Recalling holding a 4,500 year old molar tooth in the palm of his hand as a child, Ross first took us through his first forays into archaeology, volunteering in local archaeological digs with his grandparents, including a bronze age burial pit discovered by a quarry-man. He reflected on his grandfather’s first introduction to archaeology too: as he washed in an ancient Roman bathhouse before a WWII parade. These moments of the past shining in the present had an effect on both his grandfather and him in turn, and also inspire much of the sentiment behind his book.

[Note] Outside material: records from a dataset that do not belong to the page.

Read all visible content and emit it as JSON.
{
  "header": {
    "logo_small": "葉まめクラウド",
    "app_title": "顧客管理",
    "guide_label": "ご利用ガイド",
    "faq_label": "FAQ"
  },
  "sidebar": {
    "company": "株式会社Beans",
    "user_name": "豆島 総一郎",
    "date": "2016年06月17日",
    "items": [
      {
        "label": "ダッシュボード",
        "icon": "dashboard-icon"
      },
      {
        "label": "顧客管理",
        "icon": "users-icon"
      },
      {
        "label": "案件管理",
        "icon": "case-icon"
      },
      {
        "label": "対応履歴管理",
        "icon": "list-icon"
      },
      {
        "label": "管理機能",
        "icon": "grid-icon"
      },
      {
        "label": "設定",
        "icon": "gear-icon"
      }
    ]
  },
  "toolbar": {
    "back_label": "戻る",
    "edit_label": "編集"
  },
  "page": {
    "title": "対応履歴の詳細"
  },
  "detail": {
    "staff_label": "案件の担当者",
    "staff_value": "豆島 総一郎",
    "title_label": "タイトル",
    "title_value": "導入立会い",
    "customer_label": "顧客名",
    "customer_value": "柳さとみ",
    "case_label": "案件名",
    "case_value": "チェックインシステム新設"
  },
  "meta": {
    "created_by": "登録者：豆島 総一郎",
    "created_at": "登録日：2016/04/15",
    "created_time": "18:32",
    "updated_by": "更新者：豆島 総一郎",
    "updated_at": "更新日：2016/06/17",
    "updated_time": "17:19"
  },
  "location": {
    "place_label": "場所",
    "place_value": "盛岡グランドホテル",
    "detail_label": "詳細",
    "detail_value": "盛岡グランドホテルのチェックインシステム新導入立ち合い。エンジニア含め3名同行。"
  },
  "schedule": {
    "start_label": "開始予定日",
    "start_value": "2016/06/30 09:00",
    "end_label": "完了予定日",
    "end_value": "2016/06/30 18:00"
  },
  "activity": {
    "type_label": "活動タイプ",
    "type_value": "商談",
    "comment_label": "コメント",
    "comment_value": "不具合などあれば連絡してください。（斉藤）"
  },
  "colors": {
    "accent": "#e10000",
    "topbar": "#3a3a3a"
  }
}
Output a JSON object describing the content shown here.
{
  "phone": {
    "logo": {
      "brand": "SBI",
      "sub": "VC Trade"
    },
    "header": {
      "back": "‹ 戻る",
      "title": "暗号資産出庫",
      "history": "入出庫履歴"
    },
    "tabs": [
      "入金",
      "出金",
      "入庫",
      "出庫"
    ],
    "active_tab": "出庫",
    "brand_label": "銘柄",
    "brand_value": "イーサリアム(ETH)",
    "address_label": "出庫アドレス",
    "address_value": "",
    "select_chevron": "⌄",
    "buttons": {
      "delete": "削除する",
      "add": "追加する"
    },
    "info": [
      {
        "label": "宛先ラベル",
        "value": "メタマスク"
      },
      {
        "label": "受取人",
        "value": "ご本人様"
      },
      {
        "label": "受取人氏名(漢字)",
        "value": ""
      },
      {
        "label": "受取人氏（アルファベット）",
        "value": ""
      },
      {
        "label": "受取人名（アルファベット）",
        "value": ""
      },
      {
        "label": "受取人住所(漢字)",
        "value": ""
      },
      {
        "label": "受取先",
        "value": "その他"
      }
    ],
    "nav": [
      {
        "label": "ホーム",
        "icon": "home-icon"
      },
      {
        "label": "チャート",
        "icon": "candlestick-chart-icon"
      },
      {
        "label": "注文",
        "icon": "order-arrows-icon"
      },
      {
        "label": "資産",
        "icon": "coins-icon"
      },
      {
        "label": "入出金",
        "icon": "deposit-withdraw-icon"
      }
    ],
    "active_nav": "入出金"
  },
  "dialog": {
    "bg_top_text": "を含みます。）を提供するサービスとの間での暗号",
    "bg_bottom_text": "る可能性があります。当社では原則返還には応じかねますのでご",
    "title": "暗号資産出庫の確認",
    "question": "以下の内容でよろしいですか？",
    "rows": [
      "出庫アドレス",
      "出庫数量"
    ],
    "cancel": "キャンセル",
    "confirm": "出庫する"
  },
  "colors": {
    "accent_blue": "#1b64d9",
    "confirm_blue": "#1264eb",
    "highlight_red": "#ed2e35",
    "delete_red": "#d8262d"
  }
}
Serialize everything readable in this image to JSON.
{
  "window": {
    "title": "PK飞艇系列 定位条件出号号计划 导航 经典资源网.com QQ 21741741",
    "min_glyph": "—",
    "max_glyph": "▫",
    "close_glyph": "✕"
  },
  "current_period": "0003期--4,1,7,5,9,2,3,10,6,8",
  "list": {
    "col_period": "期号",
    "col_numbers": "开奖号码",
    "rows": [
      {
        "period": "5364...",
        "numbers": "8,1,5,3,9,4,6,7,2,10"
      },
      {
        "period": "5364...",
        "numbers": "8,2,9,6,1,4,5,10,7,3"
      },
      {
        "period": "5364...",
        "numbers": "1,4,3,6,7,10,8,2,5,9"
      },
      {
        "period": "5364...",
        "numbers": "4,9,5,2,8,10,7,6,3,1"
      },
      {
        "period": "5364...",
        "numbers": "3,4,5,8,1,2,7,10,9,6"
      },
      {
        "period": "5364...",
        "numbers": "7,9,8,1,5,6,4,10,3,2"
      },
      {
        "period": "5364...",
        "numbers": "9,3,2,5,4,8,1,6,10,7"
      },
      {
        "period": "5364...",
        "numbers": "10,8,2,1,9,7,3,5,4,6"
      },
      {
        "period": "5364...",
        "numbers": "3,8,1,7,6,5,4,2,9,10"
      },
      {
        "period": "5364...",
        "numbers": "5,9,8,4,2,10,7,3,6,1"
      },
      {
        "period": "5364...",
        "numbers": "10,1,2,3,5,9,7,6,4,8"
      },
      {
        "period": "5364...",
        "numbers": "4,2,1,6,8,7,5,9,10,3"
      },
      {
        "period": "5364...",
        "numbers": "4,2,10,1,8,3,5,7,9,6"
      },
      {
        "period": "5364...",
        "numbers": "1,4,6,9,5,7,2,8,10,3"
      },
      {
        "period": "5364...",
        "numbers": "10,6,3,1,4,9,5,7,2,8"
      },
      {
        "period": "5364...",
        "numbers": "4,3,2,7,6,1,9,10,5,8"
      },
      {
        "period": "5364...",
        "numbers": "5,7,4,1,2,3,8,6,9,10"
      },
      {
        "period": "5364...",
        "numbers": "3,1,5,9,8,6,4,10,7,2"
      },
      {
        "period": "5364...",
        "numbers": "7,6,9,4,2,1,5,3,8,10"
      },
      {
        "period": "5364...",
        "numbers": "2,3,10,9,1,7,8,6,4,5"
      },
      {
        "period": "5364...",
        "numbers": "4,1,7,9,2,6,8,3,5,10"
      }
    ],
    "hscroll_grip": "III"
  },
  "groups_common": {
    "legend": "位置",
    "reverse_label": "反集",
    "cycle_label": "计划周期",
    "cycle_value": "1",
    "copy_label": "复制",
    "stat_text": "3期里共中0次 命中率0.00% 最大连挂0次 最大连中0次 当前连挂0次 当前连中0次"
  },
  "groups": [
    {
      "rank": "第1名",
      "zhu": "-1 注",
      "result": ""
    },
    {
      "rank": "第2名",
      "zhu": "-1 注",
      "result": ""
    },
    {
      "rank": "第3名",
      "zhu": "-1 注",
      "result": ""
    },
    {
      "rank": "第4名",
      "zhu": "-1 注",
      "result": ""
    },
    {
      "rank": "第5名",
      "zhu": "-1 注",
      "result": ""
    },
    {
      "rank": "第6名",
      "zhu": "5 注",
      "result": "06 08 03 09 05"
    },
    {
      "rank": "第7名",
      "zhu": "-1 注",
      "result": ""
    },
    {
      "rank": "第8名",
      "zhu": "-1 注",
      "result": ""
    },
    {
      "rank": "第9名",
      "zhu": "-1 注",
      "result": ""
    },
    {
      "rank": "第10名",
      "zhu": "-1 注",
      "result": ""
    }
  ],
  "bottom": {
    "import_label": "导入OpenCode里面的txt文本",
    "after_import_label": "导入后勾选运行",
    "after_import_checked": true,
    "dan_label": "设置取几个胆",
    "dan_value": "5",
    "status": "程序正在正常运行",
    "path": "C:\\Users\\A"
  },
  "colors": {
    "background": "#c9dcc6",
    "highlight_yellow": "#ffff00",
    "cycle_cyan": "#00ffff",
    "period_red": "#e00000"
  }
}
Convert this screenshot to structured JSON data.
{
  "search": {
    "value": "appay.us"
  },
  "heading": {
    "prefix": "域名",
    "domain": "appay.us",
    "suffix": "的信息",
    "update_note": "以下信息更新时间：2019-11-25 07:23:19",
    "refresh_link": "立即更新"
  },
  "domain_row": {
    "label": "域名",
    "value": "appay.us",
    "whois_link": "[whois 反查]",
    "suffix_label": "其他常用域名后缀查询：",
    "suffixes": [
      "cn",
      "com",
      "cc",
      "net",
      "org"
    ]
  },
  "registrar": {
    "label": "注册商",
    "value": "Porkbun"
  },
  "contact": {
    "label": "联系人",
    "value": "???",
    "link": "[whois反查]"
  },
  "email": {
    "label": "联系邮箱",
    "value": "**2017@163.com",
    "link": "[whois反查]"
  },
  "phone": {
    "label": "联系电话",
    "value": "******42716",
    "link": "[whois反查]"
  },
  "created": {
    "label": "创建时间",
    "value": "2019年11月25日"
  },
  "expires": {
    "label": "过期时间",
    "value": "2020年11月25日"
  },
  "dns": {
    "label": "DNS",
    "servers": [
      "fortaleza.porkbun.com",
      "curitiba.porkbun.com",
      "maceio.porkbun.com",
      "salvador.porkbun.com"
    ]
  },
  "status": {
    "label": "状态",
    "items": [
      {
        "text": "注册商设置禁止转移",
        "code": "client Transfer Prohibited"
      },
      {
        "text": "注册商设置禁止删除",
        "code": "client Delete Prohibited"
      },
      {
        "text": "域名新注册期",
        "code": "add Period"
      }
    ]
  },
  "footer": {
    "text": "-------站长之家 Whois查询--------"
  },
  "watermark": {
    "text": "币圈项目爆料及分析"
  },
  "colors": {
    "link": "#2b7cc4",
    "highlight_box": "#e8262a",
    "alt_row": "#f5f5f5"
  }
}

This theme was remarkably highlighted when he read a section of the book, about encountering teens smoking weed on the Uffington White Horse. They were shocked to discover its long history – “centuries before the Romans, the horse was here”, when all they knew it as was a “place to chill”. He expanded on the role of the present in keeping alive the past by describing the process done every year, of weeding and hammering new chalk in, that must be done to keep the Uffington White Horse alive. Ross also described a ritual he witnessed in Scotland: every summer a local community come to take a group of stone figurines out of a little stone house, and every October they return to put them inside for the winter. For both of these monuments, they require yearly human intervention to keep them going; human intervention that has been happening for thousands of years without fail. 

However, human intervention has not always been positive. When describing the ritual with the figurines, Ross emphasised his refusal to explain its location. Sightseeing and vandalism can cause catastrophic damage to the terrain and monuments themselves, and even famous monuments like Stonehenge are guarded by fences and volunteers in an attempt to stop people doing irreparable damage. Ross highlighted this cruelty, but encouraged us not to think of violence as a modern invention: “the past isn’t a time of innocence”. He described the chopping down of trees, the slaughter of animals and the enormous scale of building that these people were doing: “it got bigger and bigger, and then there was some sort of collapse” – perhaps they no longer had the resources to sustain their way of life. This idea of an ever-expanding society straining more and more under its own weight is not an idea unfamiliar to us, and this centuries-old story starts to seem more like a parable. 

Ending his talk, Clarke asked Ross what connection he felt we had with our ancestors. Ross first said that “our consciousness must be very different from theirs”, due to the huge development and scale that we have experienced now, compared to our bronze-age ancestors. He described it like the difference between “an acorn and an oak tree”: fundamentally the same, but at different points in development. “Our palms will never touch again”, he said, poignantly illustrating the deep and rich connection we have with those who came before us, but the impossibility of true understanding. All throughout history we have attempted to create things that last, to show our future selves that we were here – and more often than not, we do succeed.